Epigenetic Therapy for Solid Tumors: Highlighting the Impact of Tumor Hypoxia

Abstract

In the last few decades, epigenetics has emerged as an exciting new field in development and disease, with a more recent focus towards cancer. Epigenetics has classically referred to heritable patterns of gene expression, primarily mediated through DNA methylation patterns. More recently, it has come to include the reversible chemical modification of histones and DNA that dictate gene expression patterns. Both the epigenetic up-regulation of oncogenes and downregulation of tumor suppressors have been shown to drive tumor development. Current clinical trials for cancer therapy include pharmacological inhibition of DNA methylation and histone deacetylation, with the aim of reversing these cancer-promoting epigenetic changes. However, the DNA methyltransferase and histone deacetylase inhibitors have met with less than promising results in the treatment of solid tumors. Regions of hypoxia are a common occurrence in solid tumors. Tumor hypoxia is associated with increased aggressiveness and therapy resistance, and importantly, hypoxic tumor cells have a distinct epigenetic profile. In this review, we provide a summary of the recent clinical trials using epigenetic drugs in solid tumors, discuss the hypoxia-induced epigenetic changes and highlight the importance of testing the epigenetic drugs for efficacy against the most aggressive hypoxic fraction of the tumor in future preclinical testing.
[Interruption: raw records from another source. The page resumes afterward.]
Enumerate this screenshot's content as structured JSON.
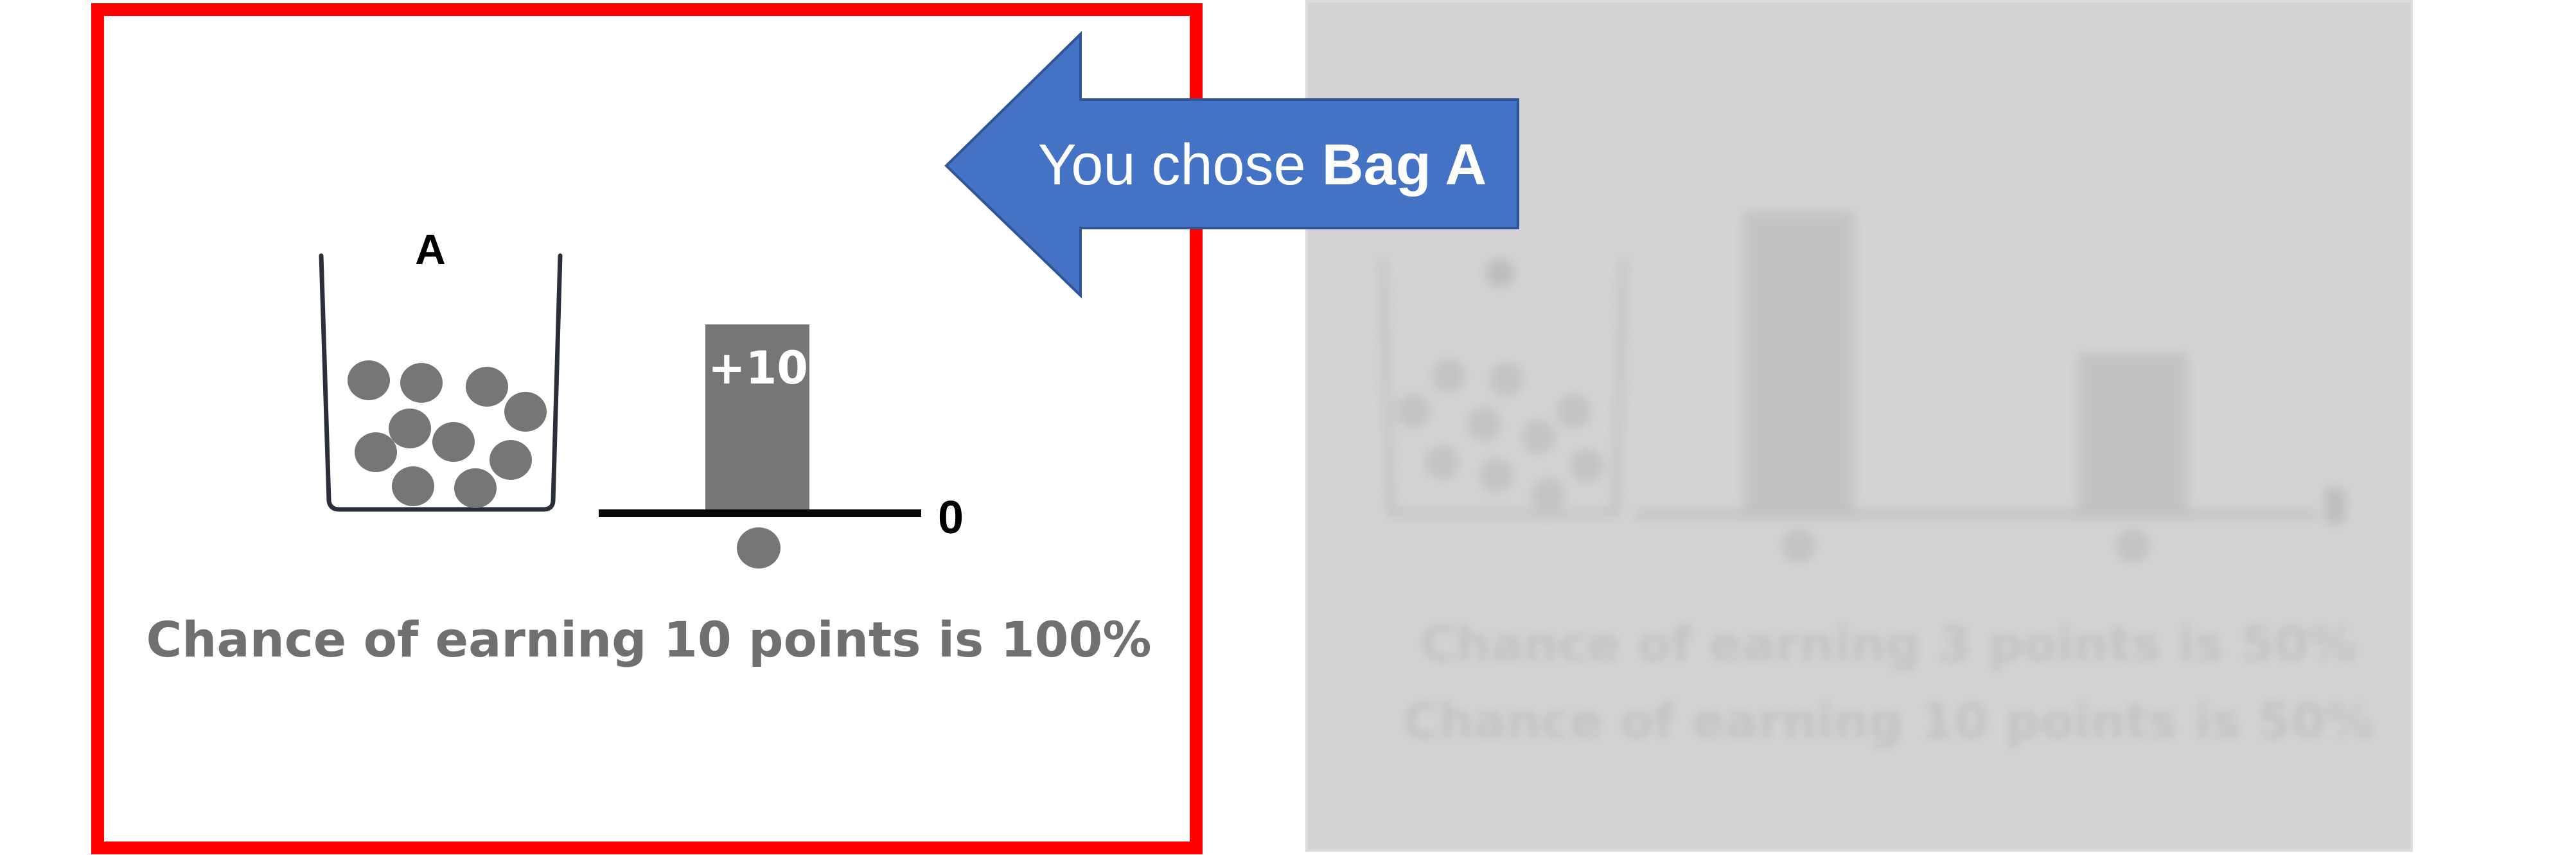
{
  "selected_option": {
    "bag_label": "A",
    "outcome_bar_label": "+10",
    "baseline_label": "0",
    "caption": "Chance of earning 10 points is 100%",
    "balls_in_bag": 10,
    "outcome_probability_percent": 100
  },
  "choice_arrow": {
    "prefix": "You chose ",
    "choice": "Bag A",
    "color": "#4472c4"
  },
  "other_option": {
    "state": "dimmed",
    "blurred_lines": [
      "Chance of earning 3 points is 50%",
      "Chance of earning 10 points is 50%"
    ]
  },
  "colors": {
    "selection_border": "#ff0000",
    "ball": "#767676",
    "bar": "#767676",
    "caption": "#707070",
    "dimmed_panel": "#d4d2d4"
  }
}
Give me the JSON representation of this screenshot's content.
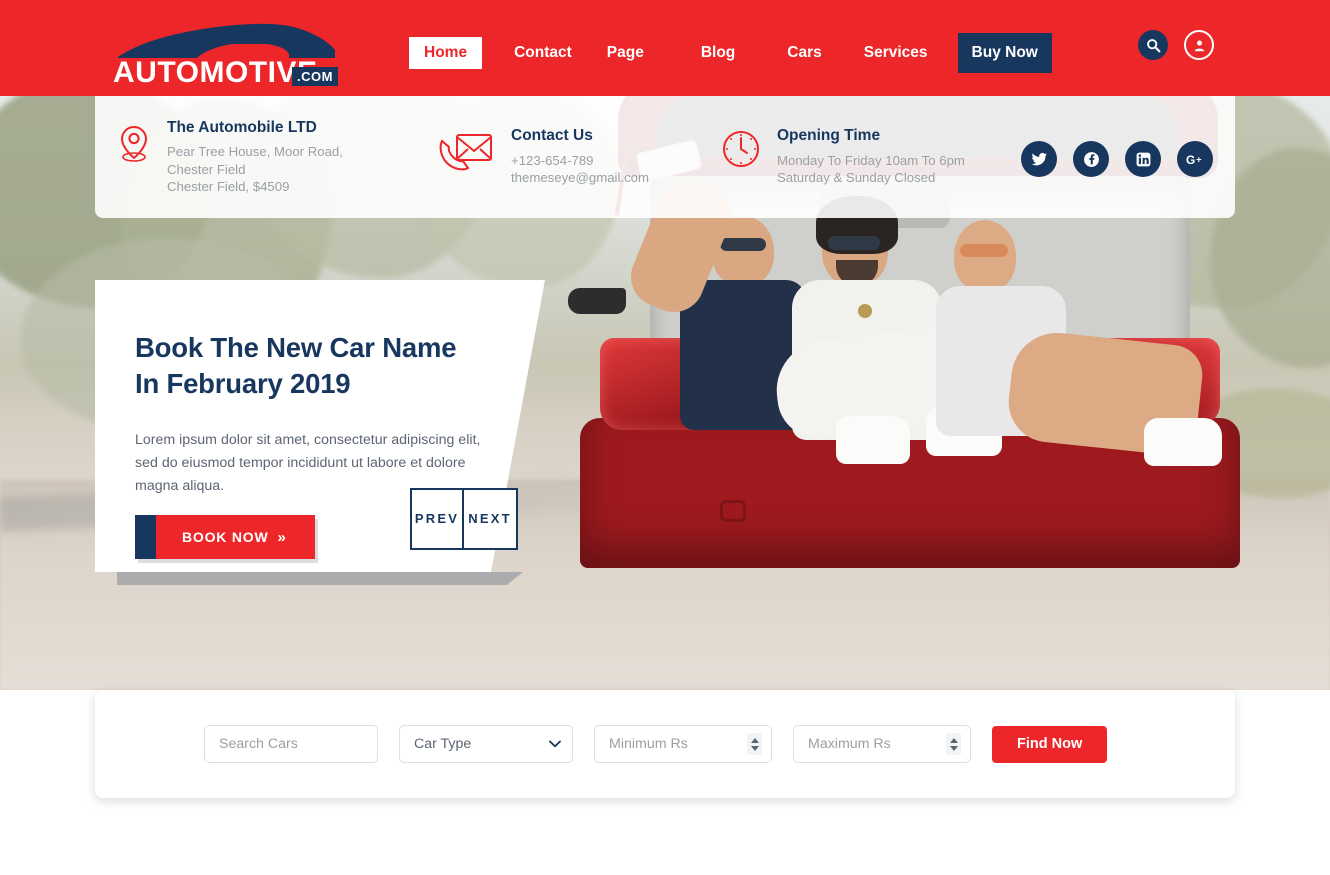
{
  "colors": {
    "brand_red": "#EC2629",
    "navy": "#17375E",
    "muted_text": "#9AA0A6",
    "body_text": "#5C6672"
  },
  "header": {
    "logo": {
      "word": "AUTOMOTIVE",
      "suffix": ".COM"
    },
    "nav": [
      {
        "label": "Home",
        "state": "active"
      },
      {
        "label": "Contact",
        "state": "normal"
      },
      {
        "label": "Page",
        "state": "normal"
      },
      {
        "label": "Blog",
        "state": "normal"
      },
      {
        "label": "Cars",
        "state": "normal"
      },
      {
        "label": "Services",
        "state": "normal"
      },
      {
        "label": "Buy Now",
        "state": "cta"
      }
    ],
    "icons": [
      {
        "name": "search-icon"
      },
      {
        "name": "user-account-icon"
      }
    ]
  },
  "contact_bar": {
    "blocks": [
      {
        "icon": "map-pin-icon",
        "title": "The Automobile LTD",
        "lines": [
          "Pear Tree House, Moor Road,",
          "Chester Field",
          "Chester Field, $4509"
        ]
      },
      {
        "icon": "envelope-phone-icon",
        "title": "Contact Us",
        "lines": [
          "+123-654-789",
          "themeseye@gmail.com"
        ]
      },
      {
        "icon": "clock-icon",
        "title": "Opening Time",
        "lines": [
          "Monday To Friday 10am To 6pm",
          "Saturday & Sunday Closed"
        ]
      }
    ],
    "socials": [
      {
        "name": "twitter-icon",
        "label": "Twitter"
      },
      {
        "name": "facebook-icon",
        "label": "Facebook"
      },
      {
        "name": "linkedin-icon",
        "label": "LinkedIn"
      },
      {
        "name": "google-plus-icon",
        "label": "Google Plus"
      }
    ]
  },
  "hero": {
    "title": "Book The New Car Name\nIn February 2019",
    "description": "Lorem ipsum dolor sit amet, consectetur adipiscing elit, sed do eiusmod tempor incididunt ut labore et dolore magna aliqua.",
    "book_button": "BOOK NOW",
    "book_button_chevron": "»",
    "slider_prev": "PREV",
    "slider_next": "NEXT"
  },
  "search": {
    "car_name_placeholder": "Search Cars",
    "car_name_value": "",
    "car_type_selected": "Car Type",
    "car_type_options": [
      "Car Type"
    ],
    "min_price_placeholder": "Minimum Rs",
    "min_price_value": "",
    "max_price_placeholder": "Maximum Rs",
    "max_price_value": "",
    "find_button": "Find Now"
  }
}
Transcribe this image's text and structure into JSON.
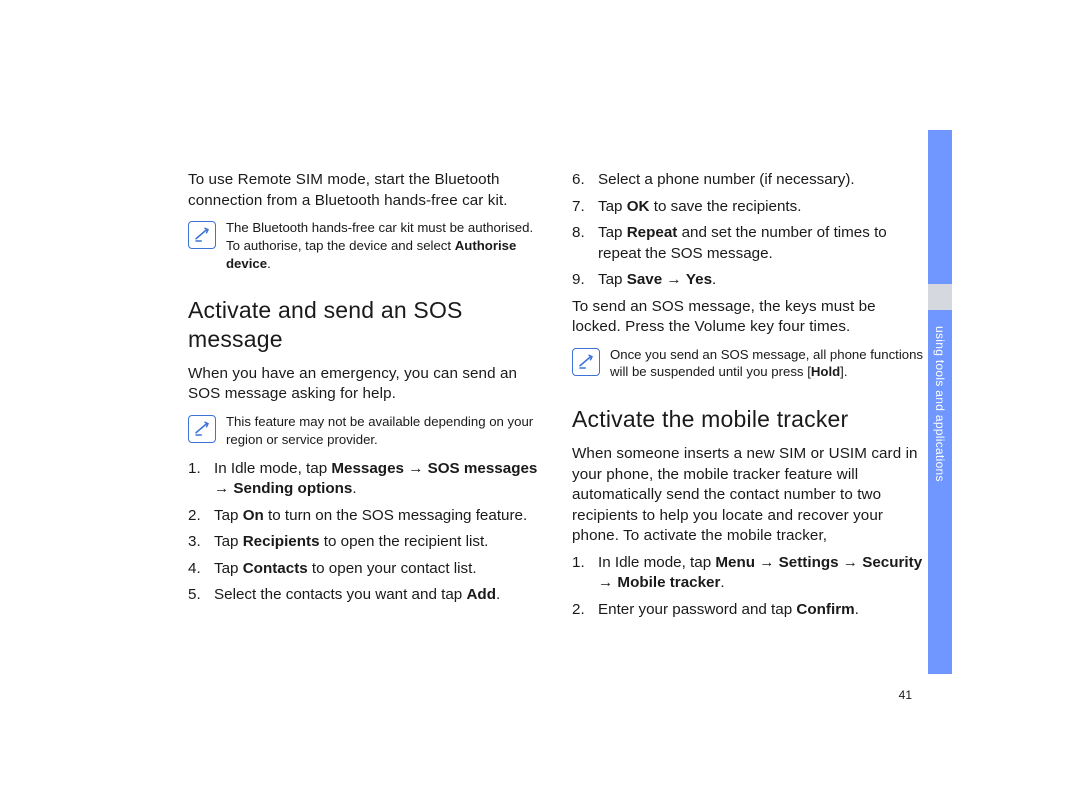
{
  "left": {
    "intro": "To use Remote SIM mode, start the Bluetooth connection from a Bluetooth hands-free car kit.",
    "note1_a": "The Bluetooth hands-free car kit must be authorised. To authorise, tap the device and select ",
    "note1_b": "Authorise device",
    "note1_c": ".",
    "h2": "Activate and send an SOS message",
    "intro2": "When you have an emergency, you can send an SOS message asking for help.",
    "note2": "This feature may not be available depending on your region or service provider.",
    "step1_a": "In Idle mode, tap ",
    "step1_b": "Messages",
    "step1_arr1": " → ",
    "step1_c": "SOS messages",
    "step1_arr2": " → ",
    "step1_d": "Sending options",
    "step1_e": ".",
    "step2_a": "Tap ",
    "step2_b": "On",
    "step2_c": " to turn on the SOS messaging feature.",
    "step3_a": "Tap ",
    "step3_b": "Recipients",
    "step3_c": " to open the recipient list.",
    "step4_a": "Tap ",
    "step4_b": "Contacts",
    "step4_c": " to open your contact list.",
    "step5_a": "Select the contacts you want and tap ",
    "step5_b": "Add",
    "step5_c": "."
  },
  "right": {
    "step6": "Select a phone number (if necessary).",
    "step7_a": "Tap ",
    "step7_b": "OK",
    "step7_c": " to save the recipients.",
    "step8_a": "Tap ",
    "step8_b": "Repeat",
    "step8_c": " and set the number of times to repeat the SOS message.",
    "step9_a": "Tap ",
    "step9_b": "Save",
    "step9_arr": " → ",
    "step9_c": "Yes",
    "step9_d": ".",
    "after": "To send an SOS message, the keys must be locked. Press the Volume key four times.",
    "note3_a": "Once you send an SOS message, all phone functions will be suspended until you press [",
    "note3_b": "Hold",
    "note3_c": "].",
    "h2": "Activate the mobile tracker",
    "intro": "When someone inserts a new SIM or USIM card in your phone, the mobile tracker feature will automatically send the contact number to two recipients to help you locate and recover your phone. To activate the mobile tracker,",
    "mstep1_a": "In Idle mode, tap ",
    "mstep1_b": "Menu",
    "mstep1_arr1": " → ",
    "mstep1_c": "Settings",
    "mstep1_arr2": " → ",
    "mstep1_d": "Security",
    "mstep1_arr3": " → ",
    "mstep1_e": "Mobile tracker",
    "mstep1_f": ".",
    "mstep2_a": "Enter your password and tap ",
    "mstep2_b": "Confirm",
    "mstep2_c": "."
  },
  "tab_label": "using tools and applications",
  "page_number": "41"
}
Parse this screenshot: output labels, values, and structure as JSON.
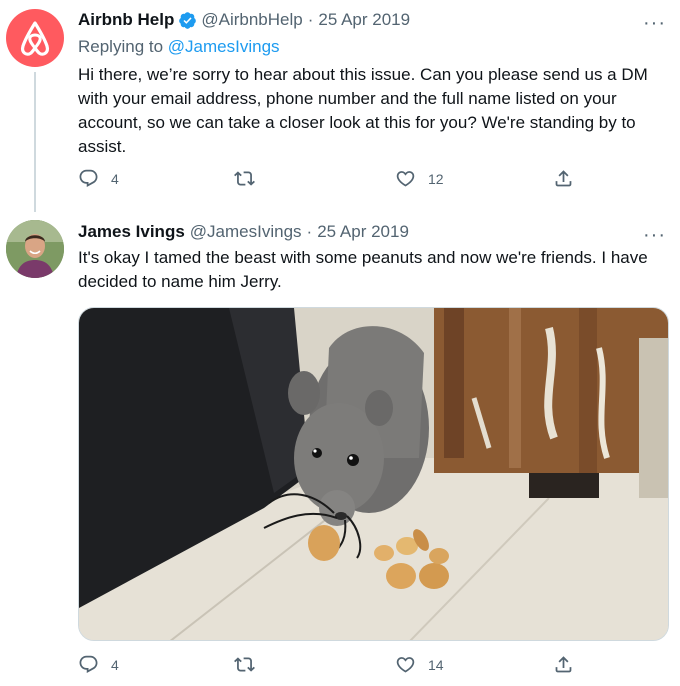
{
  "tweets": [
    {
      "name": "Airbnb Help",
      "handle": "@AirbnbHelp",
      "separator": "·",
      "date": "25 Apr 2019",
      "more": "···",
      "replying_label": "Replying to",
      "replying_handle": "@JamesIvings",
      "text": "Hi there, we’re sorry to hear about this issue. Can you please send us a DM with your email address, phone number and the full name listed on your account, so we can take a closer look at this for you? We're standing by to assist.",
      "replies": "4",
      "retweets": "",
      "likes": "12",
      "verified": true,
      "brand_color": "#ff5a5f"
    },
    {
      "name": "James Ivings",
      "handle": "@JamesIvings",
      "separator": "·",
      "date": "25 Apr 2019",
      "more": "···",
      "text": "It's okay I tamed the beast with some peanuts and now we're friends. I have decided to name him Jerry.",
      "replies": "4",
      "retweets": "",
      "likes": "14"
    }
  ],
  "icons": [
    "airbnb-logo-icon",
    "verified-badge-icon",
    "reply-icon",
    "retweet-icon",
    "like-icon",
    "share-icon",
    "more-icon"
  ],
  "colors": {
    "accent": "#1d9bf0",
    "muted": "#536471",
    "text": "#0f1419"
  }
}
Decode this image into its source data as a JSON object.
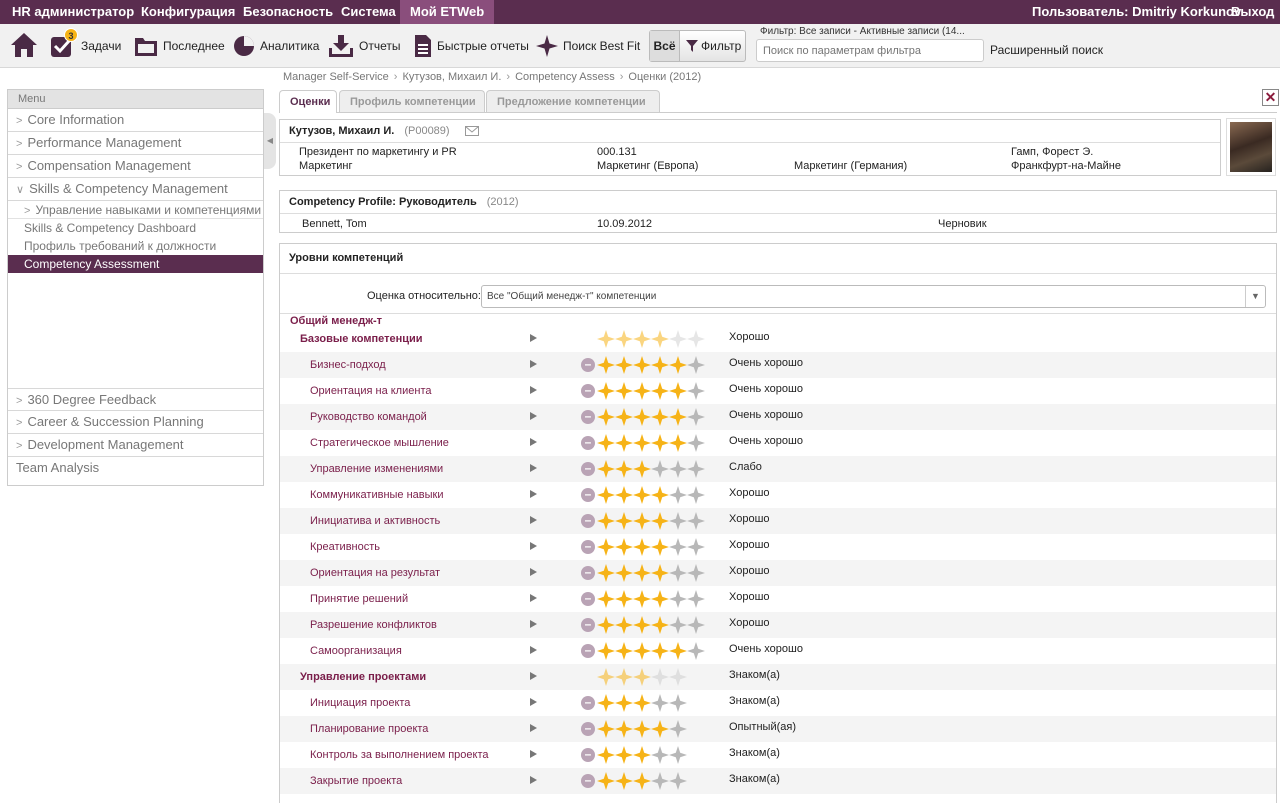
{
  "topbar": {
    "items": [
      "HR администратор",
      "Конфигурация",
      "Безопасность",
      "Система",
      "Мой ETWeb"
    ],
    "active_index": 4,
    "user": "Пользователь: Dmitriy Korkunov",
    "logout": "Выход"
  },
  "toolbar": {
    "home_icon": "home-icon",
    "tasks": {
      "label": "Задачи",
      "badge": "3"
    },
    "recent": "Последнее",
    "analytics": "Аналитика",
    "reports": "Отчеты",
    "quick_reports": "Быстрые отчеты",
    "best_fit": "Поиск Best Fit",
    "all": "Всё",
    "filter": "Фильтр",
    "filter_info": "Фильтр: Все записи - Активные записи (14...",
    "search_placeholder": "Поиск по параметрам фильтра",
    "advanced_search": "Расширенный поиск"
  },
  "breadcrumb": [
    "Manager Self-Service",
    "Кутузов, Михаил И.",
    "Competency Assess",
    "Оценки (2012)"
  ],
  "sidebar": {
    "header": "Menu",
    "items_top": [
      "Core Information",
      "Performance Management",
      "Compensation Management",
      "Skills & Competency Management"
    ],
    "sub_group": "Управление навыками и компетенциями",
    "sub_items": [
      "Skills & Competency Dashboard",
      "Профиль требований к должности",
      "Competency Assessment"
    ],
    "selected_sub": "Competency Assessment",
    "items_bottom": [
      "360 Degree Feedback",
      "Career & Succession Planning",
      "Development Management",
      "Team Analysis"
    ]
  },
  "tabs": [
    "Оценки",
    "Профиль компетенции",
    "Предложение компетенции"
  ],
  "employee": {
    "name": "Кутузов, Михаил И.",
    "code": "(P00089)",
    "position": "Президент по маркетингу и PR",
    "department": "Маркетинг",
    "position_code": "000.131",
    "org1": "Маркетинг (Европа)",
    "org2": "Маркетинг (Германия)",
    "manager": "Гамп, Форест Э.",
    "location": "Франкфурт-на-Майне"
  },
  "profile": {
    "title": "Competency Profile: Руководитель",
    "year": "(2012)",
    "assessor": "Bennett, Tom",
    "date": "10.09.2012",
    "status": "Черновик"
  },
  "levels": {
    "title": "Уровни компетенций",
    "relative_label": "Оценка относительно:",
    "relative_value": "Все \"Общий менедж-т\" компетенции",
    "group": "Общий менедж-т",
    "rows": [
      {
        "label": "Базовые компетенции",
        "bold": true,
        "rating": 4,
        "max": 6,
        "value": "Хорошо"
      },
      {
        "label": "Бизнес-подход",
        "bold": false,
        "rating": 5,
        "max": 6,
        "value": "Очень хорошо"
      },
      {
        "label": "Ориентация на клиента",
        "bold": false,
        "rating": 5,
        "max": 6,
        "value": "Очень хорошо"
      },
      {
        "label": "Руководство командой",
        "bold": false,
        "rating": 5,
        "max": 6,
        "value": "Очень хорошо"
      },
      {
        "label": "Стратегическое мышление",
        "bold": false,
        "rating": 5,
        "max": 6,
        "value": "Очень хорошо"
      },
      {
        "label": "Управление изменениями",
        "bold": false,
        "rating": 3,
        "max": 6,
        "value": "Слабо"
      },
      {
        "label": "Коммуникативные навыки",
        "bold": false,
        "rating": 4,
        "max": 6,
        "value": "Хорошо"
      },
      {
        "label": "Инициатива и активность",
        "bold": false,
        "rating": 4,
        "max": 6,
        "value": "Хорошо"
      },
      {
        "label": "Креативность",
        "bold": false,
        "rating": 4,
        "max": 6,
        "value": "Хорошо"
      },
      {
        "label": "Ориентация на результат",
        "bold": false,
        "rating": 4,
        "max": 6,
        "value": "Хорошо"
      },
      {
        "label": "Принятие решений",
        "bold": false,
        "rating": 4,
        "max": 6,
        "value": "Хорошо"
      },
      {
        "label": "Разрешение конфликтов",
        "bold": false,
        "rating": 4,
        "max": 6,
        "value": "Хорошо"
      },
      {
        "label": "Самоорганизация",
        "bold": false,
        "rating": 5,
        "max": 6,
        "value": "Очень хорошо"
      },
      {
        "label": "Управление проектами",
        "bold": true,
        "rating": 3,
        "max": 5,
        "value": "Знаком(а)"
      },
      {
        "label": "Инициация проекта",
        "bold": false,
        "rating": 3,
        "max": 5,
        "value": "Знаком(а)"
      },
      {
        "label": "Планирование проекта",
        "bold": false,
        "rating": 4,
        "max": 5,
        "value": "Опытный(ая)"
      },
      {
        "label": "Контроль за выполнением проекта",
        "bold": false,
        "rating": 3,
        "max": 5,
        "value": "Знаком(а)"
      },
      {
        "label": "Закрытие проекта",
        "bold": false,
        "rating": 3,
        "max": 5,
        "value": "Знаком(а)"
      }
    ]
  },
  "colors": {
    "brand": "#5a2d4f",
    "link": "#7a1e4a",
    "star_on": "#f6b317",
    "star_off": "#b8b8b8"
  }
}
Keywords: DNA methylation; epigenetic drugs; gene-repression; histone deacetylation; histone methylation; tumor hypoxia.

Figure 1

Epigenetic drugs in cancer therapy. A simplified schematic of the effects of DNA methyltransferase inhibitors (DNMTi) and histone deacetylase inhibitors (HDACi) on cancer progression.

Figure 2

Tumor microenvironment and hypoxia. The majority of solid tumors are characterized by abnormal tumor vasculature. When the high rate of tumor growth cannot be sustained by tumor angiogenesis, this causes limited oxygen supply to the tumor cells distal to the blood vessels, forming regions of hypoxia. Hypoxic tumor cells exhibit increased aggressiveness and metastasis, and are resistant to radiation and chemotherapy.

Figure 3

Regulation of HIF family of transcription factors. HIF binds to hypoxia response elements (HRE) to activate transcription of the target genes. The HIF heterodimer is composed of a HIFα subunit and HIF1β subunit. HIFα is oxygen-sensitive and regulated by Prolyl-hydroxylases (PHD) and Factor Inhibiting HIF1 (FIH). In normoxia (at physiological oxygen levels) HIF1α is hydroxylated by PHD proteins leading to Von Hippel Lindau (VHL)-mediated ubiquitination of HIF1α and its subsequent degradation by the proteasome. In normoxia, FIH also mediates hydroxylation of HIF1α, preventing its interaction with p300/CBP, which is required for HIF-mediated transactivation. The oxygen-dependent PHDs and FIH are rendered inactive in hypoxic conditions leading to HIF1α stabilization. HIF1α stability also requires histone deacetylase (HDAC) activity, which can be blocked by HDAC inhibitors that lead to HIF1α destabilization. Under hypoxic stress, HIF1α is stabilized and it interacts with HIF1β and p300/CBP, and the complex binds to HRE to mediate transcriptional activation of hypoxia response genes, including BNIP3, LOX, VEGF, JmjC demethylases and TET1 hydroxylase. Although BNIP3 is a HIF target, DNA hypermethylation can block the HIF-mediated transcriptional activation of BNIP3. Although some JmjC demethylases and TET1 hydroxylase may be HIF targets, under severe hypoxia, certain members of these dioxygenase proteins may be rendered inactive due to their functional dependency on oxygen.